Es viernes por la mañana, las lágrimas
no se ven a simple vista. Demostración de contrastes. Rojo y blanco en
calvario. Los blancos de túnicas contra el fondo que asemeja ladrillos,
cuadrados, de carmín oscuro. Cristo en el medio. El San Juan, imberbe, no es
tan joven como le suelen pintar. Actitud de buscar respuestas.. La Virgen no
mira, apenada. Tamaño real, cuadro enorme, tabla que se recompone para ser
restaurada. Las lágrimas se aprecian en el rostro del crucificado sólo en las fotos que
ilustran catálogos y en el video que envuelve la exposición. Y también el
Descendimiento. Prodigio de puesta en escena, de personajes que actúan o miran,
o se desmayan o tienden a ello. Tampoco se ven las lágrimas en el rostro
de María Salomé. De indescriptible factura. Transparentes como la realidad
acuosa. Ambas obras forma parte de la colección que alberga la exposición que el Prado dedica a Roger
Van der Weyden, autor flamenco (1399-1464). Habría que seguir pasando la lupa
por los detalles para deslumbrarse aún mas. El Prado siempre da para otras
cosas, para pasear entre multitudes que acuden también al espacio Goya en
Madrid. Escenas costumbristas. Entre ellas aparecen dos dibujos de Tiépolo, de
esos que definen la técnica de un artista. Cabeza femenina de frente y Joven
fumando. También Picasso aparece. Han traído de Basilea sus obras, y de todas
ellas destaca el prodigio de Los dos hermanos. Hermosísimo cuadro de tonos ocres. Frente
al mundo con mirada perdida y ausente. También el Arlequín sentado o de cómo retratar
a su amigo Jacinto Salvadó.
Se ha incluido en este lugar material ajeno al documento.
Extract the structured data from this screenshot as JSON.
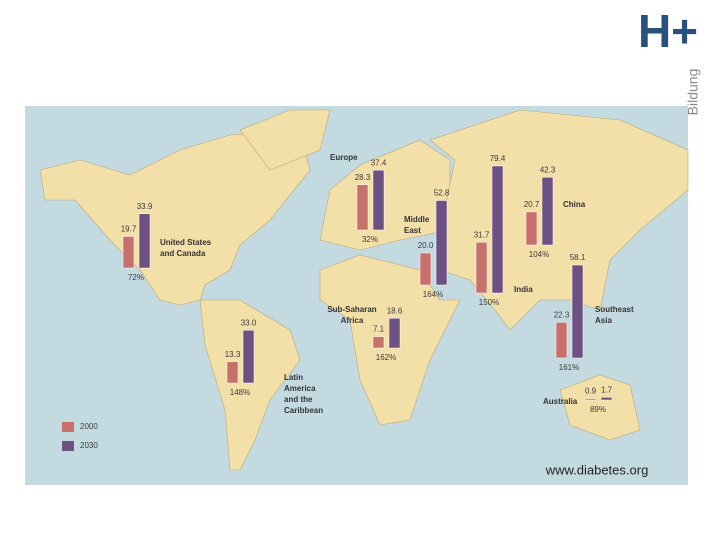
{
  "logo": {
    "mark": "H+",
    "text": "Bildung"
  },
  "map": {
    "legend": [
      {
        "label": "2000",
        "color": "#c8706c"
      },
      {
        "label": "2030",
        "color": "#6d5182"
      }
    ],
    "regions": [
      {
        "name": [
          "United States",
          "and Canada"
        ],
        "values": [
          19.7,
          33.9
        ],
        "value_labels": [
          "19.7",
          "33.9"
        ],
        "change": "72%"
      },
      {
        "name": [
          "Europe"
        ],
        "values": [
          28.3,
          37.4
        ],
        "value_labels": [
          "28.3",
          "37.4"
        ],
        "change": "32%"
      },
      {
        "name": [
          "Middle",
          "East"
        ],
        "values": [
          20.0,
          52.8
        ],
        "value_labels": [
          "20.0",
          "52.8"
        ],
        "change": "164%"
      },
      {
        "name": [
          "India"
        ],
        "values": [
          31.7,
          79.4
        ],
        "value_labels": [
          "31.7",
          "79.4"
        ],
        "change": "150%"
      },
      {
        "name": [
          "China"
        ],
        "values": [
          20.7,
          42.3
        ],
        "value_labels": [
          "20.7",
          "42.3"
        ],
        "change": "104%"
      },
      {
        "name": [
          "Southeast",
          "Asia"
        ],
        "values": [
          22.3,
          58.1
        ],
        "value_labels": [
          "22.3",
          "58.1"
        ],
        "change": "161%"
      },
      {
        "name": [
          "Sub-Saharan",
          "Africa"
        ],
        "values": [
          7.1,
          18.6
        ],
        "value_labels": [
          "7.1",
          "18.6"
        ],
        "change": "162%"
      },
      {
        "name": [
          "Latin",
          "America",
          "and the",
          "Caribbean"
        ],
        "values": [
          13.3,
          33.0
        ],
        "value_labels": [
          "13.3",
          "33.0"
        ],
        "change": "148%"
      },
      {
        "name": [
          "Australia"
        ],
        "values": [
          0.9,
          1.7
        ],
        "value_labels": [
          "0.9",
          "1.7"
        ],
        "change": "89%"
      }
    ]
  },
  "source": "www.diabetes.org"
}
Tiempo para pasear y buscar salas en el a veces
laberíntico museo. Y ver de nuevo los fondos negros del Cristo de Velázquez o
los rostros poderosos, fijos en el espectador, de la Virgen del Rosario de
Murillo. Y tiempo para descubrir algo nuevo, de Daniele Crespi, 1597-1630. La Piedad,
mirada al cielo, fondo oscuro, la palidez extrema de Cristo y el ángel que se
frota los ojos, todavía incrédulo. Pocos repararán en él.